Wenn man den Trubel am Hotel, Strand oder Stadt satt hat, gehts mit einem 15-minütigen Fußweg vom Marktplatz Sollers hinaus ins Orangental (Richtung Fornalutx).
Dort kann man eine ökologische Orangenplantage besuchen.
Immer Montag, Mittwoch oder Freitag zwischen 10-14 Uhr und man sollte schon 2-3 Stunden einplanen.

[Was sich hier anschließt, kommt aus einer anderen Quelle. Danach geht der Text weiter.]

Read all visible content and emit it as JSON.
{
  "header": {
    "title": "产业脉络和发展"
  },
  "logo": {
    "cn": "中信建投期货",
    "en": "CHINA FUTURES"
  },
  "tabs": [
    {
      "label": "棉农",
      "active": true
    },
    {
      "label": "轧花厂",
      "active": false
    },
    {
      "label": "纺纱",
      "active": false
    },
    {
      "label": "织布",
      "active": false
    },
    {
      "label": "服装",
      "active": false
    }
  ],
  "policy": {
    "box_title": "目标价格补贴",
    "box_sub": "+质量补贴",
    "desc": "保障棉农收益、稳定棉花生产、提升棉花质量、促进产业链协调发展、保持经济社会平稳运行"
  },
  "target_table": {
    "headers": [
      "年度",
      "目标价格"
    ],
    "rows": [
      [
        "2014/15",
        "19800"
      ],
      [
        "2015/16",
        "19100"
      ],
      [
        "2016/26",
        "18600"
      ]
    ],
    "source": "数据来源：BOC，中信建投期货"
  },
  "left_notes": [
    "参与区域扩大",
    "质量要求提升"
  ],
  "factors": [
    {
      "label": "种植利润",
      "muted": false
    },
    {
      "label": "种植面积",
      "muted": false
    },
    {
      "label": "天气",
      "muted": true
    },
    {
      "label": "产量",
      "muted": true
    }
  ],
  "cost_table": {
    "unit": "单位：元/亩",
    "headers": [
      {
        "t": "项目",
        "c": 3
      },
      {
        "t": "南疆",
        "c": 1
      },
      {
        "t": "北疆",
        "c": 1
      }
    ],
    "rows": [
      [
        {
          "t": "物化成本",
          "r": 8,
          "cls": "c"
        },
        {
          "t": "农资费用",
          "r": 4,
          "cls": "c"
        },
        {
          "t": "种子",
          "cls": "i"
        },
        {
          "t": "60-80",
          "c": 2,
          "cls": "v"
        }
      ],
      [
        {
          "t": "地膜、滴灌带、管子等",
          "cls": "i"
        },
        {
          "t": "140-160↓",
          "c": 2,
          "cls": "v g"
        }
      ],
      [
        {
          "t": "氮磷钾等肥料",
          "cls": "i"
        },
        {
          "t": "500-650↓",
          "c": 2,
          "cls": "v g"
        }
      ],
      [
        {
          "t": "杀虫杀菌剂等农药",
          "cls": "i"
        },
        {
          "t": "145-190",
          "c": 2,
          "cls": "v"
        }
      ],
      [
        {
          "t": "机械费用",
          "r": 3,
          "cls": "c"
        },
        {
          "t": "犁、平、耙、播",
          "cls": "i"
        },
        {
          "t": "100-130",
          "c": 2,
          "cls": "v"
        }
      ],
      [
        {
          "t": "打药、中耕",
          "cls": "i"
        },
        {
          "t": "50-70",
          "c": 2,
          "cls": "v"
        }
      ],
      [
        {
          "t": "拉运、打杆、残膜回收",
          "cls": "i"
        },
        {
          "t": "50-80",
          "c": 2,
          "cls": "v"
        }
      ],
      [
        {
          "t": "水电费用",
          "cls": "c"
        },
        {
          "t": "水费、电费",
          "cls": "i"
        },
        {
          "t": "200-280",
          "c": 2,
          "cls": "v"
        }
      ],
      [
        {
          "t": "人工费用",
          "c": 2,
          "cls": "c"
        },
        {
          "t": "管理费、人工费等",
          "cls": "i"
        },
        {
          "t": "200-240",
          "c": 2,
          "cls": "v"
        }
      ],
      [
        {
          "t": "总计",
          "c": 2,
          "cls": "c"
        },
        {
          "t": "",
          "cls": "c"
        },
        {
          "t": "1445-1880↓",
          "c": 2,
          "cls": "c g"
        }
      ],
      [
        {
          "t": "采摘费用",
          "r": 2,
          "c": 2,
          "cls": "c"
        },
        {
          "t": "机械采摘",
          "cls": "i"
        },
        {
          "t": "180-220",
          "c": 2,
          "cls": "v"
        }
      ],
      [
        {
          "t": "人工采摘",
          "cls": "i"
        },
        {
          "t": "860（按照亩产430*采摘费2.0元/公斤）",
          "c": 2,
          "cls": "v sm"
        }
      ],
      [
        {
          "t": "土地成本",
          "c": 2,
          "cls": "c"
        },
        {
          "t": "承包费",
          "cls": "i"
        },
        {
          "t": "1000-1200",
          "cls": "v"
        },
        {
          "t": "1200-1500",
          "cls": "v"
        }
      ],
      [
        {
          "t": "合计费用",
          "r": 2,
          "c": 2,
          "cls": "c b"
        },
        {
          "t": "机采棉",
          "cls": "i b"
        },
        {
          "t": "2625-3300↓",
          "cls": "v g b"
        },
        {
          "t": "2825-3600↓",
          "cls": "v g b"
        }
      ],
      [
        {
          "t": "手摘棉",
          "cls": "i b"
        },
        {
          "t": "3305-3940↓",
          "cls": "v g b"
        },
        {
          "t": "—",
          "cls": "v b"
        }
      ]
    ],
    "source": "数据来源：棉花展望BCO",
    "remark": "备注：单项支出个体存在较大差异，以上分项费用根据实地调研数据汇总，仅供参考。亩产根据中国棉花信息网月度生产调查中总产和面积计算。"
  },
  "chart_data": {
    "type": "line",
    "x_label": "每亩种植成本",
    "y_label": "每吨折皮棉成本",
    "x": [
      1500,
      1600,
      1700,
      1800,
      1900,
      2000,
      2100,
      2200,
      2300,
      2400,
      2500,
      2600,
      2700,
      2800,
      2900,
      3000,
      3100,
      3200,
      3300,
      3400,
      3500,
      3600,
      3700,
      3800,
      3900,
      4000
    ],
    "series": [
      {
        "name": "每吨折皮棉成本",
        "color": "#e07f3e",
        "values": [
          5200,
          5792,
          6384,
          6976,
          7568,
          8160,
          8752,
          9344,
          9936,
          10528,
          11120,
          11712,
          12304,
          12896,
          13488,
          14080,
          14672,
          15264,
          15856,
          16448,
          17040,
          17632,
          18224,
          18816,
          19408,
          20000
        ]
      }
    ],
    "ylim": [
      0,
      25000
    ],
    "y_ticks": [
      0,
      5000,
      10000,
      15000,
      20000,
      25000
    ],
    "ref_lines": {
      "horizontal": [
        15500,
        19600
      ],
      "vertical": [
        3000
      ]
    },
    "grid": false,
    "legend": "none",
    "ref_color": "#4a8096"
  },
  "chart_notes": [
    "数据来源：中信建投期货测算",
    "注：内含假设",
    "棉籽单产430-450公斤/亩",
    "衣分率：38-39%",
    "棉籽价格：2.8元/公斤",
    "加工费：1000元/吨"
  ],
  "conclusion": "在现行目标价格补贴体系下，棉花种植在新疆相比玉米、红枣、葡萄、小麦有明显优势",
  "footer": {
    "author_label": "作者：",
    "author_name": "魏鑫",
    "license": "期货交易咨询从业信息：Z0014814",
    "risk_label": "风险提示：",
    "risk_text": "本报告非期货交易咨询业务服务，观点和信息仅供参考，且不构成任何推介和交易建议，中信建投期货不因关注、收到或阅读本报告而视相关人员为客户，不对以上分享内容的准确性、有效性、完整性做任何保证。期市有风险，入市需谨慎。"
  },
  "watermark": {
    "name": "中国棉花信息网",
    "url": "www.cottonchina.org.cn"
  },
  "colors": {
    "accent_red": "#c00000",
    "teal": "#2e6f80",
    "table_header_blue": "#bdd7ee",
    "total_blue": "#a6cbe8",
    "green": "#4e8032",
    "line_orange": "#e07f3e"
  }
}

Eintritt + Imbiss + O-Saft + Tüte Orangen = 10 Euro
An der Finca angekommen, wird man von der netten Besitzerin begrüßt.
Sie spricht perfekt mehrere Sprachen und erklärt einem die Plantage, die man dann alleine erkundet.
Ein Rundgang mit Sägespänen gekennzeichtet und über 50 Hinweisschildern führen über das weitreichende Gelände.
An der Wetterstation und einem Kakteen-Garten geht es los.
Nach einem Tor (wegen der Hühner und Fauen) gehts in die Orangen.
Mit einem tollen Blick bis hin zum Puig Major.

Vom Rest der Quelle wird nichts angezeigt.